The Egyptian government has recently invested heavily into the renovation and restoration of its ancient cultural sites in an effort to turn around an ailing economy, traditionally relient on tourism and struggling to recover in the wake of the Arab Spring. Art Daily reports that two completed projects have been unveiled in the last week.

On Sunday, archaeologists in Luxor presented a restored giant statue depicting the Pharaoh Amenhotep III walking. The statue, which was re-erected at the northern gate of the ruler’s funerary temple, is standing for the first time since crumbling in an earthquake 3,200 years ago. Scientists pieced together the 110-ton statue from 89 chunks and several hundred of fragments. It now stands next to another effigy of the king, unveiled last spring.

“These are up to now the highest standing effigies of an Egyptian king in striding attitude,” Hourig Sourouzian, head of the restoration project, told Art Daily.

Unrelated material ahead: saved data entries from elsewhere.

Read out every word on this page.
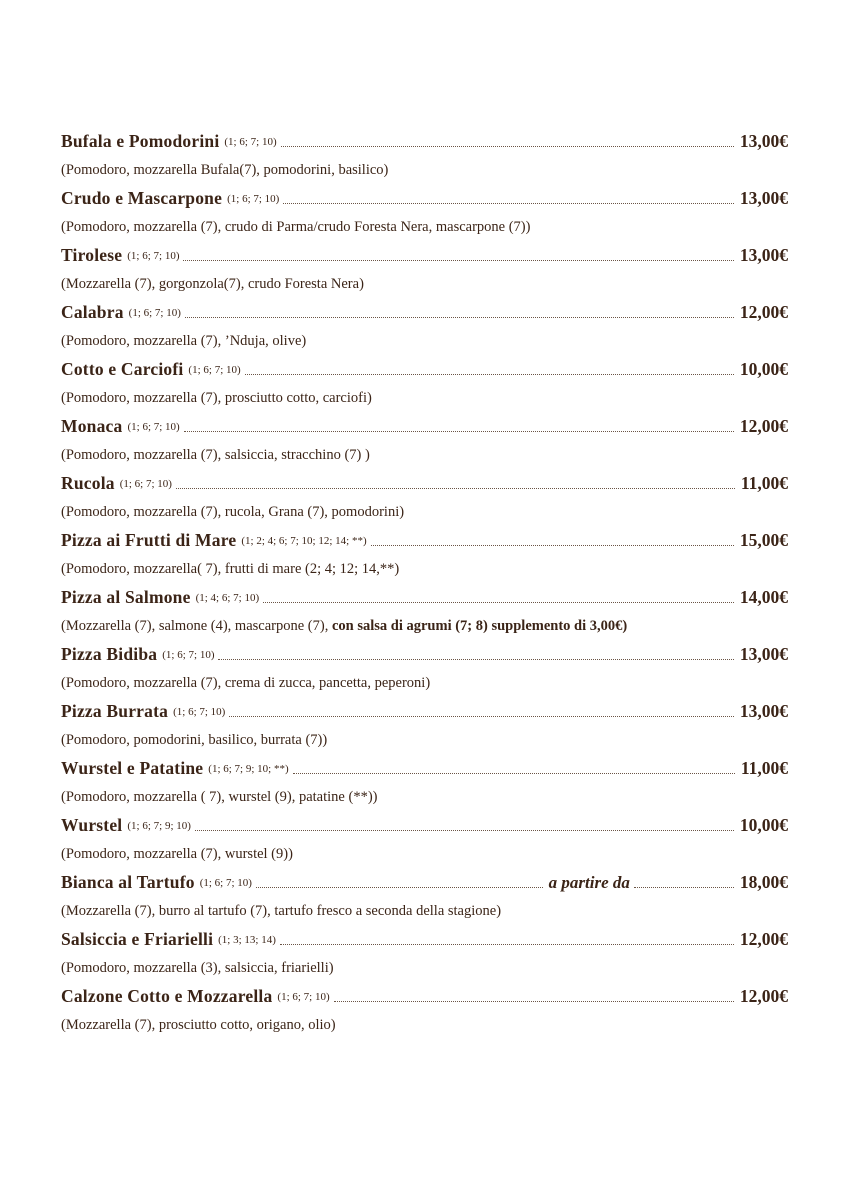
Bufala e Pomodorini (1; 6; 7; 10)	13,00€
(Pomodoro, mozzarella Bufala(7), pomodorini, basilico)
Crudo e Mascarpone (1; 6; 7; 10)	13,00€
(Pomodoro, mozzarella (7), crudo di Parma/crudo Foresta Nera, mascarpone (7))
Tirolese (1; 6; 7; 10)	13,00€
(Mozzarella (7), gorgonzola(7), crudo Foresta Nera)
Calabra (1; 6; 7; 10)	12,00€
(Pomodoro, mozzarella (7), ’Nduja, olive)
Cotto e Carciofi (1; 6; 7; 10)	10,00€
(Pomodoro, mozzarella (7), prosciutto cotto, carciofi)
Monaca (1; 6; 7; 10)	12,00€
(Pomodoro, mozzarella (7), salsiccia, stracchino (7) )
Rucola (1; 6; 7; 10)	11,00€
(Pomodoro, mozzarella (7), rucola, Grana (7), pomodorini)
Pizza ai Frutti di Mare (1; 2; 4; 6; 7; 10; 12; 14; **)	15,00€
(Pomodoro, mozzarella( 7), frutti di mare (2; 4; 12; 14,**)
Pizza al Salmone (1; 4; 6; 7; 10)	14,00€
(Mozzarella (7), salmone (4), mascarpone (7),
con salsa di agrumi (7; 8) supplemento di 3,00€)
Pizza Bidiba (1; 6; 7; 10)	13,00€
(Pomodoro, mozzarella (7), crema di zucca, pancetta, peperoni)
Pizza Burrata (1; 6; 7; 10)	13,00€
(Pomodoro, pomodorini, basilico, burrata (7))
Wurstel e Patatine (1; 6; 7; 9; 10; **)	11,00€
(Pomodoro, mozzarella ( 7), wurstel (9), patatine (**))
Wurstel (1; 6; 7; 9; 10)	10,00€
(Pomodoro, mozzarella (7), wurstel (9))
Bianca al Tartufo (1; 6; 7; 10)	a partire da	18,00€
(Mozzarella (7), burro al tartufo (7), tartufo fresco a seconda della stagione)
Salsiccia e Friarielli (1; 3; 13; 14)	12,00€
(Pomodoro, mozzarella (3), salsiccia, friarielli)
Calzone Cotto e Mozzarella (1; 6; 7; 10)	12,00€
(Mozzarella (7), prosciutto cotto, origano, olio)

On Monday, Prime Minister Ibrahim Mahlab unveiled four newly renovated rooms in the Egyptian Museum’s Tutankhamen gallery in Cairo. The halls feature the boy-king’s mummy alongside various treasures that were excavated from the monarch’s tomb, left untouched until 1922.

James Moran of the EU’s delegation in Cairo told Art Dailythat the restoration of the iconic institution “is fundamental for the economy.” The EU has pledged €92,000 ($115,000) towards the redevelopment of the Egyptian Museum, which holds the largest number of Pharaonic artifacts in the world.